1. Le double principe de la théorie cellulaire

Découverte ou théorie ?

La notion de cellule est l’exemple même, comme il en est quelques-unes dans l’histoire des sciences 1 , d’une notion dont l’origine est purement théorique alors qu’elle nous paraît procéder d’une découverte. La cellule semble constituer au premier abord une donnée morphologique qui s’impose à l’observation, dès lors qu’on dispose du microscope ou de quelque instrument d’optique équivalent. Quoi de plus évident et empirique « apparemment » qu’une cellule ? Celles-ci ne tombent-t-elle pas manifestement sous le sens à partir du moment où les moyens techniques sont donnés de les observer 2 ? Si tel est le cas, la théorie cellulaire est mal nommée, ou du moins ne mérite pas plus que n’importe quelle catégorie morphologique son nom un peu grandiloquent de « théorie ». Mais c’est se fourvoyer complètement sur la signification fondamentale de la théorie cellulaire que de la réduire à une simple notion de morphologie descriptive.
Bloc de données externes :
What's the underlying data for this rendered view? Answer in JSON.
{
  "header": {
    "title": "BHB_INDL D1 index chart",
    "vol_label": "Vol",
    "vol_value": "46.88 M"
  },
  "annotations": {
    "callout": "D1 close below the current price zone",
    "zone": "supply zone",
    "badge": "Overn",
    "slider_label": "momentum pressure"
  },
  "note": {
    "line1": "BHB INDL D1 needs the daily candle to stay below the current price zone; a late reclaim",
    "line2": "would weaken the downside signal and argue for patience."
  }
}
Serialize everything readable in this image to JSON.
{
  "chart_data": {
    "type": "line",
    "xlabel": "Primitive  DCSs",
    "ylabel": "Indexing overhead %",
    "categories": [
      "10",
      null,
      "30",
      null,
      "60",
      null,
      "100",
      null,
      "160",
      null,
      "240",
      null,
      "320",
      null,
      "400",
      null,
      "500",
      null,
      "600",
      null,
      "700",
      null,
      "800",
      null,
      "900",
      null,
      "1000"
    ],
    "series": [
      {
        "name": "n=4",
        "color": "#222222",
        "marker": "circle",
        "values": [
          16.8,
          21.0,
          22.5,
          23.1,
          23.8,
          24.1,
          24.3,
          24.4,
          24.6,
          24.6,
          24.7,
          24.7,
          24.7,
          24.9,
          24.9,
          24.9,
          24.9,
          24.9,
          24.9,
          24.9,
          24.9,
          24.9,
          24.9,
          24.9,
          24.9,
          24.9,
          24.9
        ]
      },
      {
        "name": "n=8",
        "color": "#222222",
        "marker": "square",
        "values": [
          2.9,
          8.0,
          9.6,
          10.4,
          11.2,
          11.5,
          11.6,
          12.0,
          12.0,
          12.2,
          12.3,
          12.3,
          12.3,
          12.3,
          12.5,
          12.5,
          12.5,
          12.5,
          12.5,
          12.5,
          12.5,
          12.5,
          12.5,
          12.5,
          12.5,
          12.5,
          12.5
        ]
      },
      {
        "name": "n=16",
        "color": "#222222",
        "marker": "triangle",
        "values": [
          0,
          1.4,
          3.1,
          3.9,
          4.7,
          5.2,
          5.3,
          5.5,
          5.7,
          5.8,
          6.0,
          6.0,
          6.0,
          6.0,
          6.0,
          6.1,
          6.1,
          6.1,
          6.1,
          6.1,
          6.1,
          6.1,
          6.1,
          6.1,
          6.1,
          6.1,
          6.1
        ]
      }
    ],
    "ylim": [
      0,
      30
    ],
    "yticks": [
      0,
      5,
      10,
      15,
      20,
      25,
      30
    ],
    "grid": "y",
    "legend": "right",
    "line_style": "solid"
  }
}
Si la cellule n’est qu’une donnée de type morphologique imposant son évidence à quiconque prend la peine d’observer la structure microscopique des êtres vivants, quelles que soient ses idées sur la structure fondamentale de ces êtres, l’histoire de la cytologie se réduit au récit de l’accumulation progressive et continue de données observationnelles et expérimentales relatives à l’objet empirique « cellule », consécutive à sa découverte à une date qui doit logiquement coïncider approximativement avec celle de l’apparition des premiers microscopes permettant de distinguer et de décrire la structure cellulaire. Elle n’est pas l’histoire de la formation laborieuse d’une notion faisant rupture avec les représentations théoriques dominantes, d’une conceptualité provocatrice pour le savoir existant. L’histoire de la cytologie est une histoire pacifiée, non une histoire polémique au sens où l’entendait Bachelard 1 .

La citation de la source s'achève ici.